Poem for the Termites in the Wall
It must be hard being so industrious
So small and oh so hungry
I've heard you can tear down a house in as little as 3 years
What a glorious empire that must be
Conquering one beam, one room, at a time,
or perhaps the whole house at once,
eating away at it from the bones out
until a gust of wind can bring the whole thing down.
Does a home whistle in the wind?
Each termite hole a different note that sings.
What song does the symphony play on the last day?
Is it of mourning?
Or but another marching song for the endless war on property
On home
On safety
How do you pick your next target?
Do you look for the lingering rot of a neglected home?
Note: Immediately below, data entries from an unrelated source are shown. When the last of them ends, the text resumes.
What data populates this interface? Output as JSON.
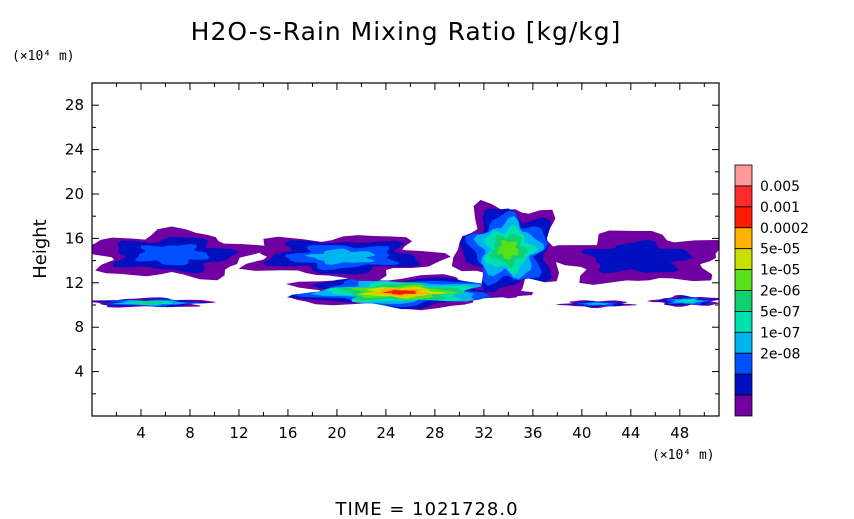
{
  "chart_data": {
    "type": "heatmap",
    "title": "H2O-s-Rain Mixing Ratio [kg/kg]",
    "xlabel": "(×10⁴ m)",
    "ylabel": "Height",
    "yunit": "(×10⁴ m)",
    "x_ticks": [
      "4",
      "8",
      "12",
      "16",
      "20",
      "24",
      "28",
      "32",
      "36",
      "40",
      "44",
      "48"
    ],
    "y_ticks": [
      "4",
      "8",
      "12",
      "16",
      "20",
      "24",
      "28"
    ],
    "xlim": [
      0,
      51.2
    ],
    "ylim": [
      0,
      30
    ],
    "colorbar": {
      "labels": [
        "0.005",
        "0.001",
        "0.0002",
        "5e-05",
        "1e-05",
        "2e-06",
        "5e-07",
        "1e-07",
        "2e-08"
      ],
      "colors": [
        "#ff9a9a",
        "#ff2a2a",
        "#ff1a00",
        "#ffb000",
        "#c8e000",
        "#58e018",
        "#10d070",
        "#00e0b0",
        "#00b4f0",
        "#0050ff",
        "#0010c0",
        "#7000a0"
      ]
    },
    "time_label": "TIME  =  1021728.0",
    "field_regions": [
      {
        "name": "lower-thin-layer-left",
        "x0": 0,
        "x1": 9.5,
        "y0": 9.8,
        "y1": 10.6,
        "level": 5
      },
      {
        "name": "lower-layer-main",
        "x0": 16.5,
        "x1": 34,
        "y0": 9.8,
        "y1": 12.5,
        "level": 9
      },
      {
        "name": "lower-layer-right-1",
        "x0": 38.5,
        "x1": 44,
        "y0": 9.8,
        "y1": 10.4,
        "level": 3
      },
      {
        "name": "lower-layer-right-2",
        "x0": 46,
        "x1": 51.2,
        "y0": 9.9,
        "y1": 10.8,
        "level": 4
      },
      {
        "name": "upper-anvil-left",
        "x0": 0,
        "x1": 13,
        "y0": 12.5,
        "y1": 16.6,
        "level": 2
      },
      {
        "name": "upper-anvil-mid",
        "x0": 13,
        "x1": 28,
        "y0": 12.5,
        "y1": 16.2,
        "level": 3
      },
      {
        "name": "tower",
        "x0": 30,
        "x1": 38,
        "y0": 11,
        "y1": 19,
        "level": 6
      },
      {
        "name": "upper-right",
        "x0": 38,
        "x1": 51.2,
        "y0": 12,
        "y1": 16.5,
        "level": 1
      }
    ]
  }
}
Or the warm dry wood of a well loved one?
Does it matter at all?
Perhaps there is no one to blame.
Nature eats its own tail.
Or I guess the termite eats it's own home
and someone else's home
But that's beside the point
What is it like to be so small yet wreak such destruction?
Do you even know what you are capable of?
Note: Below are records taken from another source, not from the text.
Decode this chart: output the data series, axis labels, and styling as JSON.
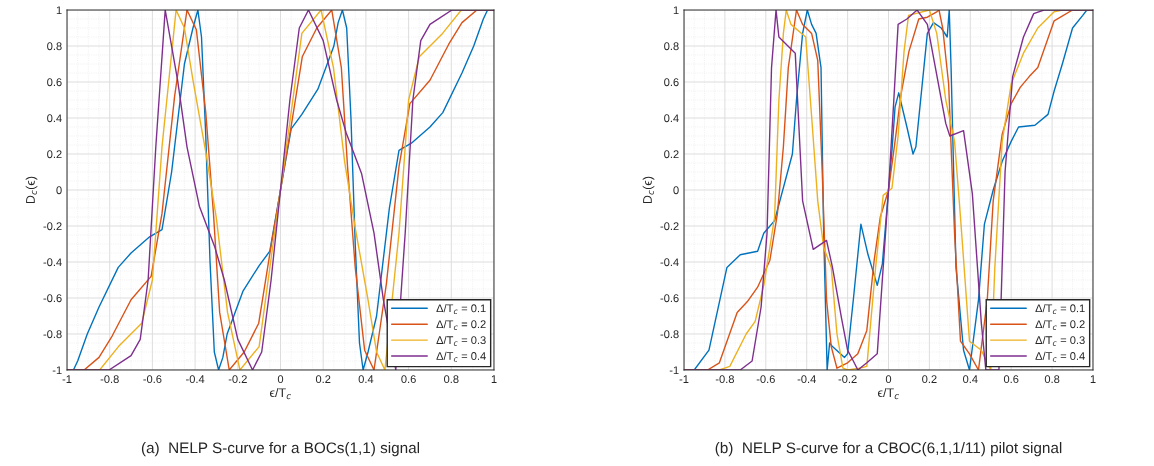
{
  "chart_data": [
    {
      "type": "line",
      "title": "(a)  NELP S-curve for a BOCs(1,1) signal",
      "xlabel": "ϵ/T$_{c}$",
      "ylabel": "D$_{c}$(ϵ)",
      "xlim": [
        -1,
        1
      ],
      "ylim": [
        -1,
        1
      ],
      "xticks": [
        -1,
        -0.8,
        -0.6,
        -0.4,
        -0.2,
        0,
        0.2,
        0.4,
        0.6,
        0.8,
        1
      ],
      "yticks": [
        -1,
        -0.8,
        -0.6,
        -0.4,
        -0.2,
        0,
        0.2,
        0.4,
        0.6,
        0.8,
        1
      ],
      "grid": true,
      "legend": "bottom right",
      "marker": "none",
      "line_style": "solid",
      "series": [
        {
          "name": "Δ/T$_{c}$ = 0.1",
          "color": "#0072bd",
          "x": [
            -1,
            -0.97,
            -0.95,
            -0.905,
            -0.85,
            -0.76,
            -0.7,
            -0.613,
            -0.555,
            -0.51,
            -0.45,
            -0.41,
            -0.387,
            -0.37,
            -0.35,
            -0.33,
            -0.31,
            -0.29,
            -0.27,
            -0.25,
            -0.175,
            -0.1,
            -0.05,
            0,
            0.05,
            0.1,
            0.175,
            0.25,
            0.27,
            0.29,
            0.31,
            0.33,
            0.35,
            0.37,
            0.387,
            0.41,
            0.45,
            0.51,
            0.555,
            0.613,
            0.7,
            0.76,
            0.85,
            0.905,
            0.95,
            0.97,
            1
          ],
          "values": [
            -1,
            -1,
            -0.95,
            -0.8,
            -0.65,
            -0.43,
            -0.35,
            -0.26,
            -0.22,
            0.1,
            0.7,
            0.9,
            1,
            0.85,
            0.3,
            -0.4,
            -0.9,
            -1,
            -0.93,
            -0.8,
            -0.56,
            -0.42,
            -0.34,
            0,
            0.34,
            0.42,
            0.56,
            0.8,
            0.93,
            1,
            0.9,
            0.4,
            -0.3,
            -0.85,
            -1,
            -0.9,
            -0.7,
            -0.1,
            0.22,
            0.26,
            0.35,
            0.43,
            0.65,
            0.8,
            0.95,
            1,
            1
          ]
        },
        {
          "name": "Δ/T$_{c}$ = 0.2",
          "color": "#d95319",
          "x": [
            -1,
            -0.92,
            -0.85,
            -0.788,
            -0.7,
            -0.606,
            -0.555,
            -0.496,
            -0.438,
            -0.394,
            -0.35,
            -0.314,
            -0.285,
            -0.24,
            -0.17,
            -0.102,
            -0.044,
            0,
            0.044,
            0.102,
            0.17,
            0.24,
            0.285,
            0.314,
            0.35,
            0.394,
            0.438,
            0.496,
            0.555,
            0.606,
            0.7,
            0.788,
            0.85,
            0.92,
            1
          ],
          "values": [
            -1,
            -1,
            -0.93,
            -0.81,
            -0.61,
            -0.48,
            -0.13,
            0.52,
            1,
            0.89,
            0.43,
            -0.13,
            -0.68,
            -1,
            -0.9,
            -0.74,
            -0.31,
            0,
            0.31,
            0.74,
            0.9,
            1,
            0.68,
            0.13,
            -0.43,
            -0.89,
            -1,
            -0.52,
            0.13,
            0.48,
            0.61,
            0.81,
            0.93,
            1,
            1
          ]
        },
        {
          "name": "Δ/T$_{c}$ = 0.3",
          "color": "#edb120",
          "x": [
            -1,
            -0.847,
            -0.759,
            -0.65,
            -0.6,
            -0.555,
            -0.489,
            -0.45,
            -0.41,
            -0.35,
            -0.3,
            -0.248,
            -0.19,
            -0.1,
            -0.044,
            0,
            0.044,
            0.1,
            0.19,
            0.248,
            0.3,
            0.35,
            0.41,
            0.45,
            0.489,
            0.555,
            0.6,
            0.65,
            0.759,
            0.847,
            1
          ],
          "values": [
            -1,
            -1,
            -0.87,
            -0.74,
            -0.5,
            0.24,
            1,
            0.9,
            0.61,
            0.21,
            -0.16,
            -0.68,
            -1,
            -0.87,
            -0.38,
            0,
            0.38,
            0.87,
            1,
            0.68,
            0.16,
            -0.21,
            -0.61,
            -0.9,
            -1,
            -0.24,
            0.5,
            0.74,
            0.87,
            1,
            1
          ]
        },
        {
          "name": "Δ/T$_{c}$ = 0.4",
          "color": "#7e2f8e",
          "x": [
            -1,
            -0.803,
            -0.7,
            -0.657,
            -0.62,
            -0.584,
            -0.54,
            -0.482,
            -0.438,
            -0.38,
            -0.307,
            -0.263,
            -0.2,
            -0.131,
            -0.088,
            -0.044,
            0,
            0.044,
            0.088,
            0.131,
            0.2,
            0.263,
            0.307,
            0.38,
            0.438,
            0.482,
            0.54,
            0.584,
            0.62,
            0.657,
            0.7,
            0.803,
            1
          ],
          "values": [
            -1,
            -1,
            -0.92,
            -0.83,
            -0.5,
            0.24,
            1,
            0.61,
            0.24,
            -0.09,
            -0.32,
            -0.5,
            -0.83,
            -1,
            -0.9,
            -0.5,
            0,
            0.5,
            0.9,
            1,
            0.83,
            0.5,
            0.32,
            0.09,
            -0.24,
            -0.61,
            -1,
            -0.24,
            0.5,
            0.83,
            0.92,
            1,
            1
          ]
        }
      ]
    },
    {
      "type": "line",
      "title": "(b)  NELP S-curve for a CBOC(6,1,1/11) pilot signal",
      "xlabel": "ϵ/T$_{c}$",
      "ylabel": "D$_{c}$(ϵ)",
      "xlim": [
        -1,
        1
      ],
      "ylim": [
        -1,
        1
      ],
      "xticks": [
        -1,
        -0.8,
        -0.6,
        -0.4,
        -0.2,
        0,
        0.2,
        0.4,
        0.6,
        0.8,
        1
      ],
      "yticks": [
        -1,
        -0.8,
        -0.6,
        -0.4,
        -0.2,
        0,
        0.2,
        0.4,
        0.6,
        0.8,
        1
      ],
      "grid": true,
      "legend": "bottom right",
      "marker": "none",
      "line_style": "solid",
      "series": [
        {
          "name": "Δ/T$_{c}$ = 0.1",
          "color": "#0072bd",
          "x": [
            -1,
            -0.95,
            -0.878,
            -0.79,
            -0.725,
            -0.64,
            -0.61,
            -0.557,
            -0.47,
            -0.45,
            -0.42,
            -0.397,
            -0.376,
            -0.354,
            -0.33,
            -0.317,
            -0.3,
            -0.288,
            -0.274,
            -0.215,
            -0.2,
            -0.172,
            -0.135,
            -0.1,
            -0.055,
            -0.03,
            0,
            0.017,
            0.032,
            0.05,
            0.09,
            0.12,
            0.134,
            0.19,
            0.22,
            0.258,
            0.287,
            0.297,
            0.306,
            0.33,
            0.367,
            0.396,
            0.44,
            0.469,
            0.512,
            0.556,
            0.6,
            0.636,
            0.716,
            0.78,
            0.81,
            0.85,
            0.9,
            0.95,
            0.97,
            1
          ],
          "values": [
            -1,
            -1,
            -0.89,
            -0.43,
            -0.36,
            -0.34,
            -0.24,
            -0.17,
            0.2,
            0.5,
            0.87,
            1,
            0.92,
            0.87,
            0.68,
            -0.24,
            -1,
            -0.85,
            -0.87,
            -0.93,
            -0.91,
            -0.61,
            -0.19,
            -0.36,
            -0.53,
            -0.41,
            0,
            0.22,
            0.46,
            0.54,
            0.35,
            0.2,
            0.24,
            0.87,
            0.93,
            0.9,
            0.85,
            1,
            0.68,
            -0.43,
            -0.89,
            -1,
            -0.61,
            -0.19,
            0,
            0.16,
            0.27,
            0.35,
            0.36,
            0.42,
            0.55,
            0.7,
            0.9,
            0.97,
            1,
            1
          ]
        },
        {
          "name": "Δ/T$_{c}$ = 0.2",
          "color": "#d95319",
          "x": [
            -1,
            -0.885,
            -0.827,
            -0.74,
            -0.69,
            -0.64,
            -0.58,
            -0.543,
            -0.514,
            -0.49,
            -0.45,
            -0.42,
            -0.376,
            -0.346,
            -0.325,
            -0.303,
            -0.28,
            -0.252,
            -0.2,
            -0.15,
            -0.106,
            -0.07,
            -0.04,
            0,
            0.032,
            0.061,
            0.1,
            0.148,
            0.19,
            0.236,
            0.247,
            0.265,
            0.294,
            0.323,
            0.352,
            0.396,
            0.44,
            0.483,
            0.512,
            0.556,
            0.6,
            0.644,
            0.688,
            0.73,
            0.81,
            0.9,
            1
          ],
          "values": [
            -1,
            -1,
            -0.96,
            -0.68,
            -0.62,
            -0.54,
            -0.39,
            -0.13,
            0.24,
            0.68,
            1,
            0.92,
            0.87,
            0.72,
            0.13,
            -0.61,
            -0.87,
            -0.99,
            -0.96,
            -0.91,
            -0.78,
            -0.39,
            -0.15,
            0,
            0.27,
            0.53,
            0.77,
            0.95,
            0.96,
            0.99,
            1,
            0.9,
            0.59,
            -0.24,
            -0.84,
            -0.91,
            -1,
            -0.61,
            -0.06,
            0.31,
            0.48,
            0.57,
            0.63,
            0.68,
            0.94,
            1,
            1
          ]
        },
        {
          "name": "Δ/T$_{c}$ = 0.3",
          "color": "#edb120",
          "x": [
            -1,
            -0.827,
            -0.776,
            -0.696,
            -0.652,
            -0.608,
            -0.557,
            -0.536,
            -0.514,
            -0.5,
            -0.477,
            -0.405,
            -0.376,
            -0.346,
            -0.317,
            -0.28,
            -0.252,
            -0.223,
            -0.2,
            -0.143,
            -0.106,
            -0.063,
            -0.026,
            0.017,
            0.047,
            0.076,
            0.098,
            0.2,
            0.236,
            0.28,
            0.323,
            0.352,
            0.396,
            0.454,
            0.5,
            0.52,
            0.556,
            0.6,
            0.66,
            0.73,
            0.81,
            0.85,
            1
          ],
          "values": [
            -1,
            -1,
            -0.98,
            -0.8,
            -0.73,
            -0.52,
            -0.15,
            0.5,
            0.87,
            1,
            0.92,
            0.85,
            0.41,
            -0.06,
            -0.32,
            -0.43,
            -0.8,
            -0.99,
            -1,
            -0.99,
            -0.98,
            -0.43,
            -0.03,
            0.01,
            0.3,
            0.77,
            0.97,
            1,
            0.87,
            0.5,
            0.27,
            -0.15,
            -0.84,
            -0.89,
            -1,
            -0.43,
            0.27,
            0.59,
            0.76,
            0.9,
            0.99,
            1,
            1
          ]
        },
        {
          "name": "Δ/T$_{c}$ = 0.4",
          "color": "#7e2f8e",
          "x": [
            -1,
            -0.725,
            -0.667,
            -0.623,
            -0.594,
            -0.572,
            -0.55,
            -0.536,
            -0.456,
            -0.42,
            -0.368,
            -0.303,
            -0.274,
            -0.23,
            -0.2,
            -0.172,
            -0.15,
            -0.106,
            -0.055,
            -0.026,
            0,
            0.025,
            0.047,
            0.09,
            0.14,
            0.19,
            0.28,
            0.3,
            0.367,
            0.41,
            0.454,
            0.476,
            0.54,
            0.57,
            0.607,
            0.66,
            0.71,
            0.76,
            1
          ],
          "values": [
            -1,
            -1,
            -0.95,
            -0.65,
            -0.24,
            0.68,
            1,
            0.85,
            0.76,
            -0.06,
            -0.33,
            -0.28,
            -0.43,
            -0.71,
            -0.89,
            -0.95,
            -1,
            -0.96,
            -0.91,
            -0.43,
            0,
            0.48,
            0.92,
            0.95,
            1,
            0.92,
            0.37,
            0.3,
            0.33,
            -0.02,
            -0.74,
            -1,
            -1,
            0.1,
            0.63,
            0.85,
            0.98,
            1,
            1
          ]
        }
      ]
    }
  ]
}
More importantly: Do you care?
I mean do they care when they wipe out your colonies?
Do they not celebrate your destruction with their circus tent gas chambers?
Why should you care?
You are just another way the universe has realized itself,
and it picks no favorites.
Your house in the crawl space or my childhood bedroom
with the Winnie the Pooh mural my dad painted,
It doesn't matter who won in the end.